There are more interesting (but less tasty) examples where the “not-two-particles” explanation manifests. Take two charged nonrelativistic, non-quantum particles and let them interact. They won’t conserve momentum. The reason is charged bodies generate electromagnetic fields, and our assumption that the only things around are the charged bodies fails. The electromagnetic field can carry its own momentum, although technically in order to break the proof all it would have to do is exist. In another example, Wolfgang Pauli was thinking about another case in which momentum is not conserved – beta decay. He decided options (1), (2), and (4) were not for him, and instead guessed that beta decay must involve some previously-unseen stuff. That stuff is the neutrino.

Finally, explanation (4), that the mass is variable, is not something that occurs in practice to my knowledge, but it could. Of course, if a meteor shooting through space hurls off some of its rock-junk when it get near the sun and heats up, then the meteor’s mass decreases.

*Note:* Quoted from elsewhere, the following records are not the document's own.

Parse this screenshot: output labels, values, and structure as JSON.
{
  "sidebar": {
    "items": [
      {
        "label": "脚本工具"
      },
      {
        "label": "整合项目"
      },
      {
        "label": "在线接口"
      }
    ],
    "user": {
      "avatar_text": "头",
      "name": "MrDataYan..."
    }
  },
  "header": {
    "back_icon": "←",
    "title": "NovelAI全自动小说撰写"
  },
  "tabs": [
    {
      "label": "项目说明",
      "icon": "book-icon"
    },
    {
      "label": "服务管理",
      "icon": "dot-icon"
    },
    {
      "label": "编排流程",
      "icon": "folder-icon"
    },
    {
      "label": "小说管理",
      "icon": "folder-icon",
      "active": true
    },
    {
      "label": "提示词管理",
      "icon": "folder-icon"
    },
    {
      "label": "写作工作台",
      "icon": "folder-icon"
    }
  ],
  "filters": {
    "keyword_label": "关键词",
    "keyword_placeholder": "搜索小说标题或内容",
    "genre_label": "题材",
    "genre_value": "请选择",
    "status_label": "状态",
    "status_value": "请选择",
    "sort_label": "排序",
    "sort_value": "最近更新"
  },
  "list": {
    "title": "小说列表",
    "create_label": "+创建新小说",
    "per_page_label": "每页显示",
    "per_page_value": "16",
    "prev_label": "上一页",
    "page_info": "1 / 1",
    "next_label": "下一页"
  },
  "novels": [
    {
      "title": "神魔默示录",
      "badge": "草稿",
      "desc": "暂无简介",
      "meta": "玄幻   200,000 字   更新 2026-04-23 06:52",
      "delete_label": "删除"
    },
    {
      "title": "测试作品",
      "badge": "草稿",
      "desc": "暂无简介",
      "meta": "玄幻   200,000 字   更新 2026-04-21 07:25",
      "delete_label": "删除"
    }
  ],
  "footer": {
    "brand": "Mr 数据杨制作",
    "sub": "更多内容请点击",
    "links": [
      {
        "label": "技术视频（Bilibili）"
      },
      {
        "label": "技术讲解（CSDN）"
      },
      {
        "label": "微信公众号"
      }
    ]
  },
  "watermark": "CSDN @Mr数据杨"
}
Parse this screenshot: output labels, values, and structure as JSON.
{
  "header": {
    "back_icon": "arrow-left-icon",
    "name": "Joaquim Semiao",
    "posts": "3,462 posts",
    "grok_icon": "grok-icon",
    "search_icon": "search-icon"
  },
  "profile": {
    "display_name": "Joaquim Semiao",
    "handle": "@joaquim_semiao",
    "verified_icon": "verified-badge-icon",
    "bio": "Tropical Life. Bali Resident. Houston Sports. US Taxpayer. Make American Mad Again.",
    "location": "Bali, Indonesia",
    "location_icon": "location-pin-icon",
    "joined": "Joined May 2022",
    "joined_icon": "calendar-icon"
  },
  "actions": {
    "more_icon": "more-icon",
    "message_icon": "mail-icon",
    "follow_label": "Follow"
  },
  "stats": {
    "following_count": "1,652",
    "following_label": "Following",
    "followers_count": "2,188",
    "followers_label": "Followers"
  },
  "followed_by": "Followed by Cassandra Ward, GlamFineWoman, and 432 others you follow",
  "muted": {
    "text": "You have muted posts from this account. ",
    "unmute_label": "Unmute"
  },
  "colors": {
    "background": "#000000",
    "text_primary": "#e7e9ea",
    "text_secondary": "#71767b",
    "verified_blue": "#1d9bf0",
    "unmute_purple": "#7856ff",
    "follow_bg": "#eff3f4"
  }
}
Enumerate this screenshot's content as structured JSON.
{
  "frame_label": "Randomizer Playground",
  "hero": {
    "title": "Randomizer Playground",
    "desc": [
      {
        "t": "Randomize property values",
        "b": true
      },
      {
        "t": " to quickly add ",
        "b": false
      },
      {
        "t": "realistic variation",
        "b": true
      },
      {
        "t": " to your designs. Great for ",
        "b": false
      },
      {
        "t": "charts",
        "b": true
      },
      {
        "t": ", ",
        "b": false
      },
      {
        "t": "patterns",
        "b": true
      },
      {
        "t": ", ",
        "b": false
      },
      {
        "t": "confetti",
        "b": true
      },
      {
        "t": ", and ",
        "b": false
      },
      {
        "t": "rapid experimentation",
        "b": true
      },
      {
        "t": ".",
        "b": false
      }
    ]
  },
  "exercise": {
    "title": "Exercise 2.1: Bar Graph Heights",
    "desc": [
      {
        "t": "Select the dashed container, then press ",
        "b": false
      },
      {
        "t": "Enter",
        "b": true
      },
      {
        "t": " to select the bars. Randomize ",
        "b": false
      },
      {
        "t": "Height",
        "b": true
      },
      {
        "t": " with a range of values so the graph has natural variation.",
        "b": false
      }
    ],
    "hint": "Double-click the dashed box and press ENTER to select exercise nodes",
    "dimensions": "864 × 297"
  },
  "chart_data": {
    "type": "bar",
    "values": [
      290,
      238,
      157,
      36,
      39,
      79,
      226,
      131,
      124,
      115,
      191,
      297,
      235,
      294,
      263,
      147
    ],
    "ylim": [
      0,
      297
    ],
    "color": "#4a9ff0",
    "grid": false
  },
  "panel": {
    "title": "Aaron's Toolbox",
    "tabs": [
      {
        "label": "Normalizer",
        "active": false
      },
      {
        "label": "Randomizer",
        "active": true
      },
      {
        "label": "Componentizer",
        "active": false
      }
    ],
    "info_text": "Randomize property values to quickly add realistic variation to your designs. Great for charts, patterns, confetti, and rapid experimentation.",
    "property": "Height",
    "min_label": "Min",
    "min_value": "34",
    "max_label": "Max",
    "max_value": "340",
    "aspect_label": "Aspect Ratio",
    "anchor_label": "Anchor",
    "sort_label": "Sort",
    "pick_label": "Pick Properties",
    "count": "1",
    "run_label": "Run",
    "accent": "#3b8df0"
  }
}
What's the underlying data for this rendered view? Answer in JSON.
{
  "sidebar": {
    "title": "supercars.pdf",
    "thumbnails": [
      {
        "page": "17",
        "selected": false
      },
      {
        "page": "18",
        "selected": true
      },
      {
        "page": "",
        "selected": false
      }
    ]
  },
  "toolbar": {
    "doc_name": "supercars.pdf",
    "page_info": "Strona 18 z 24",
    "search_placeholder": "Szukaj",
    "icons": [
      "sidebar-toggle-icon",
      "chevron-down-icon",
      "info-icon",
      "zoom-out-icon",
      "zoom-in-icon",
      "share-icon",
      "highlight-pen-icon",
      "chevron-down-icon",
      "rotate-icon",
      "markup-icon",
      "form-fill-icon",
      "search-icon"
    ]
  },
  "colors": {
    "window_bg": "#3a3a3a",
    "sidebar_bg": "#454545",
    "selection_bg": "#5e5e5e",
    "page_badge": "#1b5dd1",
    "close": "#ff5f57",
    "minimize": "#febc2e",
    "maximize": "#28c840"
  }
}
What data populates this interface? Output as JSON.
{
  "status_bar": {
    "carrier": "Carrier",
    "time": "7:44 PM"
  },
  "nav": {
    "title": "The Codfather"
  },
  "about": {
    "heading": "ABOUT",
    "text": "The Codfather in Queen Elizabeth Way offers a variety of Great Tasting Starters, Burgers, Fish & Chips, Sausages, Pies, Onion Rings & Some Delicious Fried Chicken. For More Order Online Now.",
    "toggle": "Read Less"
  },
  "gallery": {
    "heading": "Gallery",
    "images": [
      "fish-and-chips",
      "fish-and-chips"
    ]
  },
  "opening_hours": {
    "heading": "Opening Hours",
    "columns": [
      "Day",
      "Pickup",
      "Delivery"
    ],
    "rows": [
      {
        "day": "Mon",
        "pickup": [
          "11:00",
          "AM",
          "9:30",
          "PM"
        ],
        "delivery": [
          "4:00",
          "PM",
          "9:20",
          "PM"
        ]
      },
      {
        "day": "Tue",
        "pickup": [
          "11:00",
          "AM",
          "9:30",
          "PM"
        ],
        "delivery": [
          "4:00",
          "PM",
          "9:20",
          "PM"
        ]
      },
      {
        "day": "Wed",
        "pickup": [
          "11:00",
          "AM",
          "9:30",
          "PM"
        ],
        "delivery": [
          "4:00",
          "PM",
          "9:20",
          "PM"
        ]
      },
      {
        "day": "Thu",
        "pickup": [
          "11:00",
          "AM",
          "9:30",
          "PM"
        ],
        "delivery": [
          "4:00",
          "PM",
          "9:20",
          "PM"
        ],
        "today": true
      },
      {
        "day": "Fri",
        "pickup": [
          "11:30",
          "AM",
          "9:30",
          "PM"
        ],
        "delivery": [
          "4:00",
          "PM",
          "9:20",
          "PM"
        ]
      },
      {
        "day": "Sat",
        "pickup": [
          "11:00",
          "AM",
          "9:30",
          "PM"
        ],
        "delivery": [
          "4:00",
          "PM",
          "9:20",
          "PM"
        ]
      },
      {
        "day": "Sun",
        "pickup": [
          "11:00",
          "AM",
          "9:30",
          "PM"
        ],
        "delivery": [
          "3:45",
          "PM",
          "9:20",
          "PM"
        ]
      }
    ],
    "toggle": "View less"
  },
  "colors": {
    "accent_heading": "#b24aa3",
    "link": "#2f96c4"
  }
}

But that doesn’t count because it’s not two particles, and also momentum actually is conserved in that situation if you consider the momentum of the space junk, the meteor, and the sun altogether. What I mean is that I’m not aware of any evidence that fundamental particles can have variable mass.

What if there are three particles? Can we prove that momentum is still conserved if we define momentum to be

$p = m_1v_1 + m_2v_2 + m_3v_3?$

No. We can’t because we could only prove anything by getting some knowledge about force from Newton’s third law. But Newton’s third law is only telling us the story for two lone particles. When there’s a third, all bets are off. However, there is another assumption that we usually take along with Newton’s laws, often implicitly. This is that forces add linearly.

Imagine conducting an experiment with particles 1 and 2, and no particle 3 around. Measure the force on particle 1. Now conduct a new experiment where particle 1 does the same thing it did before, but particle 2 is absent, and particle 3 is around doing whatever it wants. Again, measure the force on particle 1.

We assume that if we conduct a third experiment with particles 1, 2, and 3 all together, the force on particle 1 will be the sum of the forces in the first two experiments.

With this law that forces add linearly, we can prove momentum conservation for three particles. And if we assume forces continue to add in the simple manner for any number of particles, then momentum conservation also holds for any number of particles.